Roger Waters, musicista britannico ed ex membro dei Pink Floyd, è protagonista di una lunga intervista rilasciata in esclusiva a Il Fatto Quotidiano, nella quale affronta temi politici e sociali legati all’attualità internazionale, ribadendo il proprio storico impegno antimilitarista.
Secondo l’artista, i governi europei starebbero sostenendo una crescente corsa al riarmo perché funzionale agli interessi delle grandi industrie belliche, con conseguenze dirette sull’impoverimento delle popolazioni.
“È un mondo perfetto per i nazisti che stanno prendendo il controllo.”

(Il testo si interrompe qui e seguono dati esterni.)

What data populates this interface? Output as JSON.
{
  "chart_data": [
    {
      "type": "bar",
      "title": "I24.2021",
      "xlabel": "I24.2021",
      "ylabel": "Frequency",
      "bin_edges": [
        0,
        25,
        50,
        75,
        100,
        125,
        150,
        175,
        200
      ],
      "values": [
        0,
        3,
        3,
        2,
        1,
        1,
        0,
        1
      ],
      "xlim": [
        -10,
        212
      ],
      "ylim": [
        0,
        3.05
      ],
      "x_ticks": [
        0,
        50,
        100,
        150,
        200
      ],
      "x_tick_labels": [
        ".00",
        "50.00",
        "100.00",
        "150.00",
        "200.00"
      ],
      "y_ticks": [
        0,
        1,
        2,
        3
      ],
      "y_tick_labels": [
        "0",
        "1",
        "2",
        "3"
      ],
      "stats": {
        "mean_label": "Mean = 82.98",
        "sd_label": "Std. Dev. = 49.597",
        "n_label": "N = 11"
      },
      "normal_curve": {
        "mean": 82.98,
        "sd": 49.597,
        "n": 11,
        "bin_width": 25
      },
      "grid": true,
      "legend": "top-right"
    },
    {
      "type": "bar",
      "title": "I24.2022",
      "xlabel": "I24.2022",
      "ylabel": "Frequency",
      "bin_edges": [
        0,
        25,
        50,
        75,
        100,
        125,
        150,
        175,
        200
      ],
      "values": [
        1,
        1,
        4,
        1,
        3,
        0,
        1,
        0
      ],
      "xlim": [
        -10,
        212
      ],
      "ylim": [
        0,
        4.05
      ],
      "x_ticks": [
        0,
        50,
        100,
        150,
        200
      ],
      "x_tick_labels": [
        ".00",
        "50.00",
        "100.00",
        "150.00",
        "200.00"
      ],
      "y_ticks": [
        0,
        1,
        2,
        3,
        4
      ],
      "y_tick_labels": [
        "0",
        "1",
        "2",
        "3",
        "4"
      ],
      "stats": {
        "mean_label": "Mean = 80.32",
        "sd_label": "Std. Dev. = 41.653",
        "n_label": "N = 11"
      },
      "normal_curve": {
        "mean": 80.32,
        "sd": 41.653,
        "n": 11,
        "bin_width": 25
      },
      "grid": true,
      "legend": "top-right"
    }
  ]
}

Nel corso del colloquio, Waters estende le sue critiche anche alla politica italiana, paragonando la retorica sulle spese militari della presidente del Consiglio Giorgia Meloni a quella dei regimi autoritari del passato.
“La guerra è un racket. Mi incoraggia sapere che organizzazioni come l’USB in Italia si stanno ribellando a questi Mussolini contemporanei. Oggi Meloni è il vostro Mussolini.”

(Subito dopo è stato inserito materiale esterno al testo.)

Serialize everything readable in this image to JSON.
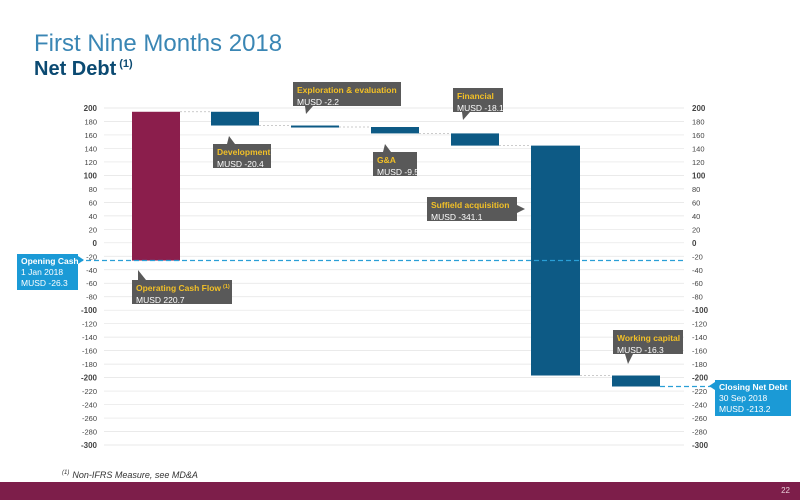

L’intervista intreccia più volte l’attualità con la produzione artistica di Waters, richiamando brani e album simbolo del repertorio dei Pink Floyd. Tra questi, “The Wall” e “The Final Cut”, opere in cui l’autore aveva già espresso una critica radicale al potere, al militarismo e all’alienazione politica.
“Siamo già in ‘1984’, il controllo è sempre maggiore, ma abbiamo ancora gli strumenti per reagire.”
Ampio spazio è dedicato anche ai conflitti in Ucraina e in Medio Oriente. Waters ribadisce la propria posizione sulla Palestina, respingendo le accuse di antisemitismo e definendo la situazione in corso come un genocidio, coerentemente con le posizioni che ha sostenuto negli ultimi anni anche sul piano pubblico e artistico.
“Ho detto che suonerò ‘The Wall’ in Palestina quando sarà libera. Sarebbe fantastico farlo con il mio ultimo respiro.”
Nel finale dell’intervista, il musicista torna a riflettere sul significato di “Wish You Were Here”, rivendicandone la paternità e sottolineando come il brano rappresenti una scelta morale tra conformismo e dissenso, un tema che continua a considerare centrale anche nel presente.
“Ho scelto di prendere parte alla guerra, anche se solo come comparsa. È questo il senso della canzone.”